Miss Pettigrew is a middle-aged spinster who works as a governess. She is currently out of work, and desperate to get a new position before she is forced by destitution into the workhouse. Through a mix up at the employment agency, she is accidentally sent to the apartment of Miss Delysia LeFosse, a nightclub singer, who advertised for a new maid, rather than the house of a woman seeking a governess. This begins a madcap romp over the day and through to the next day which changes Miss Pettigrew’s life.
Miss Pettigrew is basically a kind woman who has been repressed her entire life, by her parents and then by her employees and it seems by everyone she has ever met. The daughter of a curate, she was raised within extremely restricted boundaries, with every emotion suppressed in favour of what is ‘appropriate for a lady’. Any courage she initially possessed has been beaten out of her over the years. Miss Pettigrew sadly shows how social conventions and family expectations can hold you back from enjoying, or even just living, your life.
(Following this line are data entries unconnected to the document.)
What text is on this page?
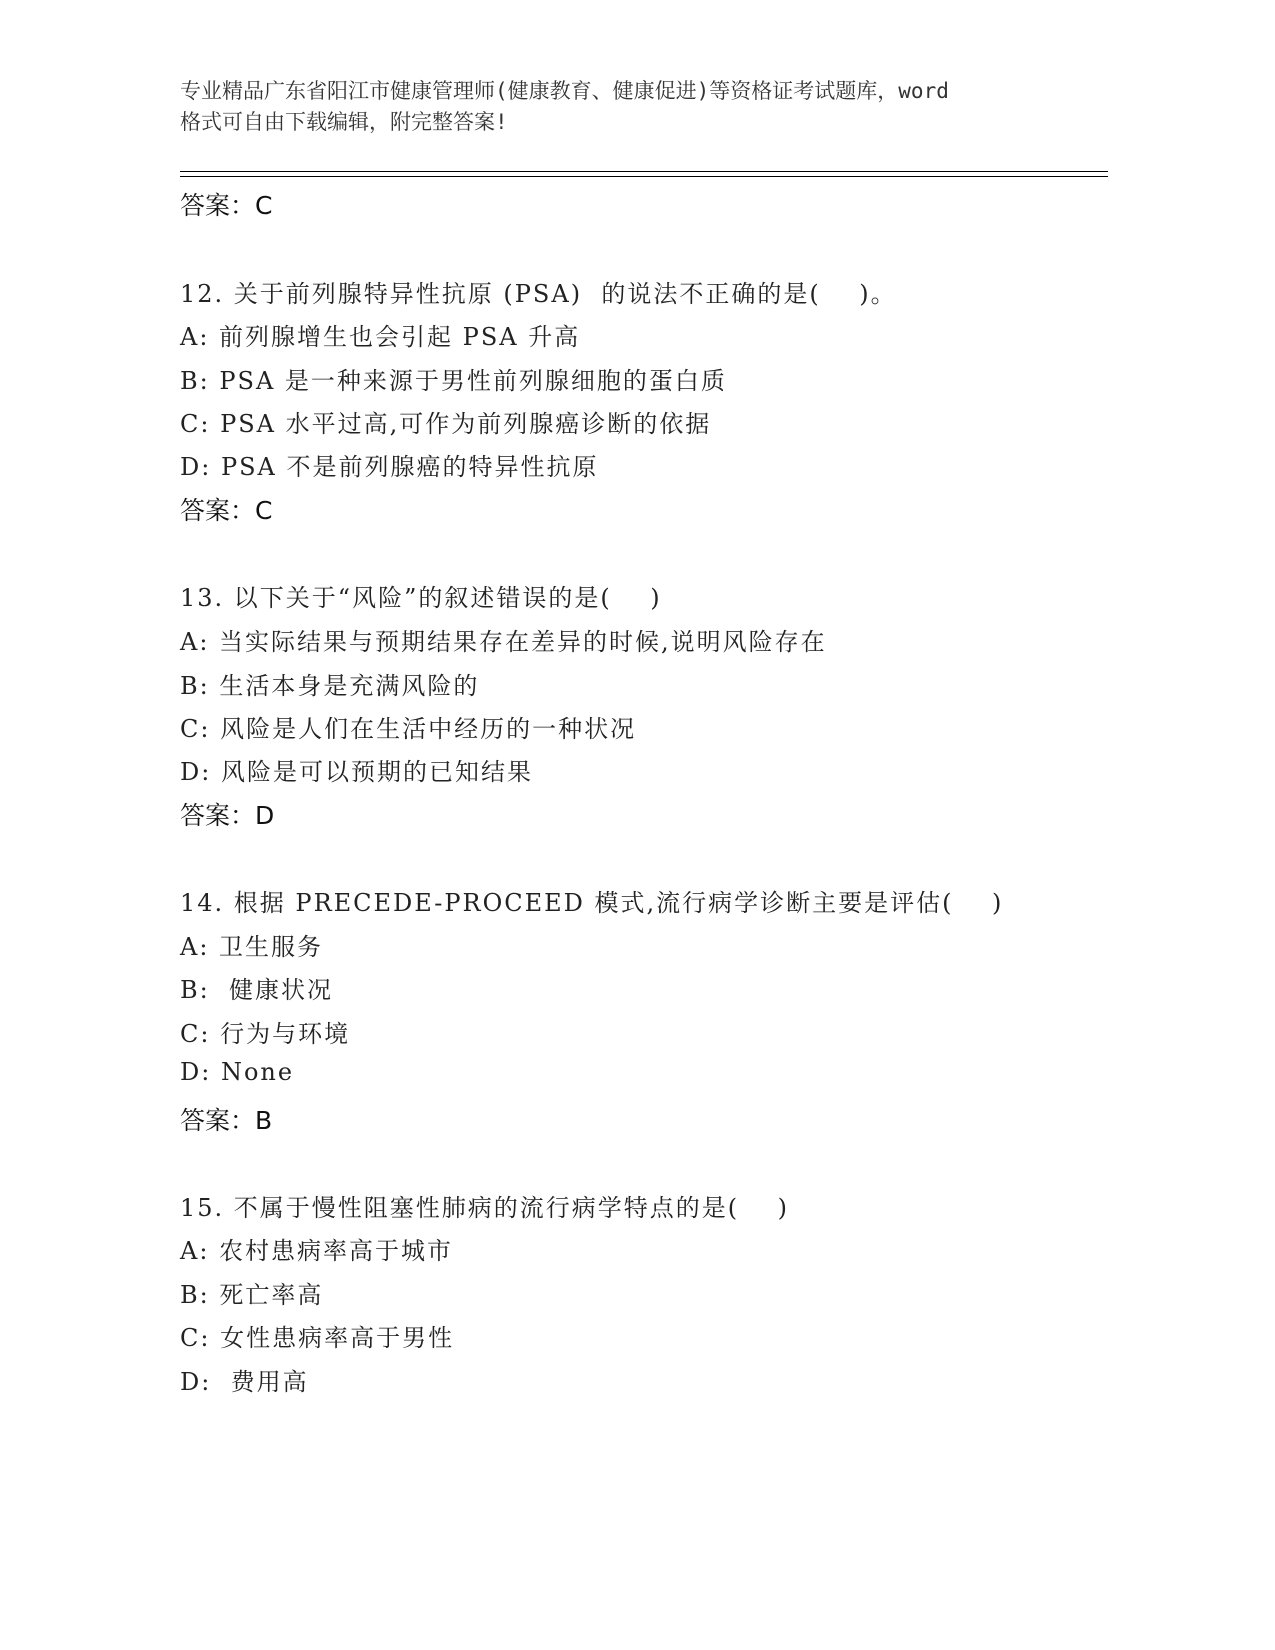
专业精品广东省阳江市健康管理师(健康教育、健康促进)等资格证考试题库，word
格式可自由下载编辑，附完整答案!
答案：C
12. 关于前列腺特异性抗原 (PSA)  的说法不正确的是(    )。
A: 前列腺增生也会引起 PSA 升高
B: PSA 是一种来源于男性前列腺细胞的蛋白质
C: PSA 水平过高,可作为前列腺癌诊断的依据
D: PSA 不是前列腺癌的特异性抗原
答案：C
13. 以下关于“风险”的叙述错误的是(    )
A: 当实际结果与预期结果存在差异的时候,说明风险存在
B: 生活本身是充满风险的
C: 风险是人们在生活中经历的一种状况
D: 风险是可以预期的已知结果
答案：D
14. 根据 PRECEDE-PROCEED 模式,流行病学诊断主要是评估(    )
A: 卫生服务
B:  健康状况
C: 行为与环境
D: None
答案：B
15. 不属于慢性阻塞性肺病的流行病学特点的是(    )
A: 农村患病率高于城市
B: 死亡率高
C: 女性患病率高于男性
D:  费用高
All these years and she had never had the wicked thrill of powdering her nose ... And all because she lacked courage. All because she had never thought for herself. Powder, thundered her father the curate, the road to damnation. Lipstick, whispered her mother, the first step on the downward path. Rouge, fulminated her father, the harlot's enticement. Eyebrow pencil, breathed her mother, no lady...!
But after mistakenly arriving at Miss LaFosse’s flat, her life changes forever. She arrives at a moment of crisis and manages to solve what seems to Miss LaFosse to be an insurmountable problem. From then on Miss Pettigrew and Miss LaFosse merrily drink their way between various men and parties, solving problems as they go.
Miss LaFosse has man trouble. She has three young men on hand, and is on the verge of making a very big mistake. At least Miss Pettigrew is sure she is about to make a very big mistake and is determined to do all that she can to make sure the beautiful and kind Miss LaFosse makes the right decision and ends up happy. Miss LaFosse’s dearest friend, Miss Dubarry, arrives, also with man trouble, and of course Miss Pettigrew has to help solve that problem too. Along the way she gets a complete makeover, has her first alcoholic drink (rapidly followed by her second, third, fourth, etc), and even her first kiss. Along the way she learns some valuable lessons about living your life doing things that are pleasurable, and which have no other motive except for pure enjoyment. She finds friends for the first time in her life and grows in courage as she supports her new friends, and is supported in turn. Miss LaFosse finds in Miss Pettigrew someone who can be the mother figure she never had, and in turn builds Miss Pettigrew up and allows her to be the best that she can be, rather than beating her down as everyone else has done to Miss Pettigrew in the past.
She, Miss Pettigrew, spinster, maiden lady, dull nonentity, jobless, incompetent, was bound for a night club, clad in splendour: painted like the best of them, shameless as the worst of them, uplifted with ecstasy. ‘Oh!’ thought Miss Pettigrew blissfully, ‘I think I’d like to die to-night before I waken up.’
There are a couple of problems with this story which some people might see as ruining the book, such as the occasional racist remarks and the suggestion that physical violence was needed to tame some women, or to impress them. But the book was written in 1938, and I think such attitudes were not uncommon at that time. I couldn’t quite decide if the anti-Semitism in particular was something that was thought by the author herself, or if Watson was rather exposing yet another set idea that Miss Pettigrew had of correct behaviours at the start of the day and was discarded with the rest over the course of the day. The comments Miss Pettigrew makes were probably common for someone brought up as she was, so although I think they would be a big problem in a modern context, I’m not going to condemn an older book just on this basis, despite them being a jarring note in this delightful book.
This is escapism at its best. A light and entertaining read, but one that I found to be a pure pleasure from start to finish. My edition of the novel reproduces the original sketches which were included in this book, and they add to the delightful experience of reading it.
These illustrations from the novel characterise Miss Pettigrew's world and its sophisiticated humour
Winifred Watson's novel was adapted for the screen in 2008, starring Frances McDormand (Three Billboards Outside Ebbing Missouri) as Miss Pettigrew.